I watched a very interesting and touching program on PBS last night (Tuesday). It portrayed a Mormon family, the Smiths, as they dealt with some very devastating circumstances. The husband was a closeted gay for many years who ended up getting AIDS and bringing it home to his wife. The wife decided to forgive him and stay with him as he died. It was a heartwrenching documentary; I cried through the whole thing.
What especially interested me about the film was the aspect of how the Mormon church dealt with Steve Smith's homosexuality. He was "disciplined" several times because he could not honestly say he wasn't gay. He had to go through the JW-like judicial hearings and admit his sins, show repentence and ask for forgiveness. At the end he had to lie to his bishop and tell him that he no longer considered himself gay, just so he wouldn't get excommunicated and would be able to participate in the church. It was painful to see what the loss of this man's faith and the way his church abadoned him made his guilt and pain much worse. The youngest son expressed his anger at the church for the way it treated his father.

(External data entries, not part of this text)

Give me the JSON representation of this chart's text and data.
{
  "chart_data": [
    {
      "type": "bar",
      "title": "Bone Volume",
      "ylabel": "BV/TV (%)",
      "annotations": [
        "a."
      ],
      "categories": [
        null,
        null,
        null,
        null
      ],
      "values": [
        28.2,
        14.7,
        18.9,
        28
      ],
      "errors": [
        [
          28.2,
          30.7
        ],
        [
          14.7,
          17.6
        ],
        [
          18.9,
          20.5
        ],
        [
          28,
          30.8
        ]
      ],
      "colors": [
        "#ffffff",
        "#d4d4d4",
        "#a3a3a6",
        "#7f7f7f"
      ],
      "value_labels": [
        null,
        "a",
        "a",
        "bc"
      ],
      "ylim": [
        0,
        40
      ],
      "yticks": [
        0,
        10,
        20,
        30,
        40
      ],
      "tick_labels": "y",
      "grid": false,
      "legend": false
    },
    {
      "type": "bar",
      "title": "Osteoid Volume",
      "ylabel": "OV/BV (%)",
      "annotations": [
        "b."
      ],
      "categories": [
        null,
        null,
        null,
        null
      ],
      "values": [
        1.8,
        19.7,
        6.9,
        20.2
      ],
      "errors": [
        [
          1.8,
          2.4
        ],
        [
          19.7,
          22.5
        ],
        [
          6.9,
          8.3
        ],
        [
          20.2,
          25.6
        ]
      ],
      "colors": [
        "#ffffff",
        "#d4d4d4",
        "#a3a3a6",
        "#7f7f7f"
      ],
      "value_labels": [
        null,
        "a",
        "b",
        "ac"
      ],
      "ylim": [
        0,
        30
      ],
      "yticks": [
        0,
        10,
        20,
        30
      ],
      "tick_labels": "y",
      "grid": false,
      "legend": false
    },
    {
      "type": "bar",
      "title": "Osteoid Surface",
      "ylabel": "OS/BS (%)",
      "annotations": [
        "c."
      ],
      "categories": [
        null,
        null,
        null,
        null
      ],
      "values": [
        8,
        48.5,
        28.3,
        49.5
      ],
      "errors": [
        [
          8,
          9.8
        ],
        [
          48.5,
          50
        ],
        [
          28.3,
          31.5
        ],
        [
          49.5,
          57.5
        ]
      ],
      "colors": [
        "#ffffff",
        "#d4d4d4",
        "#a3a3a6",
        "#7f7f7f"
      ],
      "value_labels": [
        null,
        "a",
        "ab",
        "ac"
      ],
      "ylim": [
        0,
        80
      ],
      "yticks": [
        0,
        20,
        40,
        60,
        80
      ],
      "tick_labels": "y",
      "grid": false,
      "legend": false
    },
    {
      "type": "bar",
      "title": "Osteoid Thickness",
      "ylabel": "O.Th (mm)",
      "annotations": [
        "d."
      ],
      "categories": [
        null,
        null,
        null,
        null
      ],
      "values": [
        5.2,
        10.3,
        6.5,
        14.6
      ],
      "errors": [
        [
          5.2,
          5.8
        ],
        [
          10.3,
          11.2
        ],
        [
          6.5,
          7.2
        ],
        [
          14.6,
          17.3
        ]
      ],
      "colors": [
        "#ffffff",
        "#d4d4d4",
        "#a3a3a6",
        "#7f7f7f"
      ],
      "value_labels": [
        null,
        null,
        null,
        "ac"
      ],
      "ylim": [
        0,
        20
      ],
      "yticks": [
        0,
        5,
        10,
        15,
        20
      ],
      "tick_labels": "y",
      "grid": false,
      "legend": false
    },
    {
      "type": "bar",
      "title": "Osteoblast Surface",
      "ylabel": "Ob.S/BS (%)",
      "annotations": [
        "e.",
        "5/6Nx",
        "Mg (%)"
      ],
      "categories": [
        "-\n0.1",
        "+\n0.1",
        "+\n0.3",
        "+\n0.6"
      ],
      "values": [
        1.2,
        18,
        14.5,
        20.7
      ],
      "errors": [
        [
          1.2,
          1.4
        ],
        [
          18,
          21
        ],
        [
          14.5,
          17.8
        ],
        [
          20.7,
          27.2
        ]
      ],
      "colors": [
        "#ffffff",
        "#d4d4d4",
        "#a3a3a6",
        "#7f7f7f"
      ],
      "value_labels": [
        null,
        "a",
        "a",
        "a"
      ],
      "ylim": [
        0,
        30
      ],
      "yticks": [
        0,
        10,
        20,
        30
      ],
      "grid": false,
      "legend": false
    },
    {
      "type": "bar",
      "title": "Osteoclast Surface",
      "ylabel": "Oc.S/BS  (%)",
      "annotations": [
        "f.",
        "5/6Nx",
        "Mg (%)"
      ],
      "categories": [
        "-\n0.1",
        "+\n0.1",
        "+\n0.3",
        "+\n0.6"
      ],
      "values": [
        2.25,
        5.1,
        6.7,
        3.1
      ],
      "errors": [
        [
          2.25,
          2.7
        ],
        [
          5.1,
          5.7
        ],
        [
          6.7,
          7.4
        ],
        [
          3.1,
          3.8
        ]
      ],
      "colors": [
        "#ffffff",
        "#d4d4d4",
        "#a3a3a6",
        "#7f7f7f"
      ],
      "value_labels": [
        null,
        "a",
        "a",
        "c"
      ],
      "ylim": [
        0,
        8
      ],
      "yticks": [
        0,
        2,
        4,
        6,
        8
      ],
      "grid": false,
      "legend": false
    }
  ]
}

In the end, it was a remarkable essay on the love and forgiveness this family was able to show. I admire the family for the way they handled the difficult situation (they even marched in a Gay Pride parade--in SLC, no less). I wonder how many JW families could show as much love and tolerance. The greatest tragedy is how these churches--the JWs and Mormons among them--force people to live false lives. I had a discussion with several people about this on the POV discussion board. They couldn't understand how any of this could be the Mormon Church's fault, but if the church wasn't so intolerant, this man wouldn't have tried so hard to deny what he was and the story could have turned out quite different. (Of course, these people don't know what it's like to be raised in a religion that brainwashes you the way the dubs and Mormons do. They made some rather stupid statements about how if he didn't agree with the church's teachings he shouldn't have been a Mormon in the first place--like he had a choice.) It's too bad that religion, which is supposed to be all about love, can be so unloving to those who don't fit the mold.
PBS will surely air the program again. If you didn't get to see it this time, I highly recommend you try to catch it when it airs again.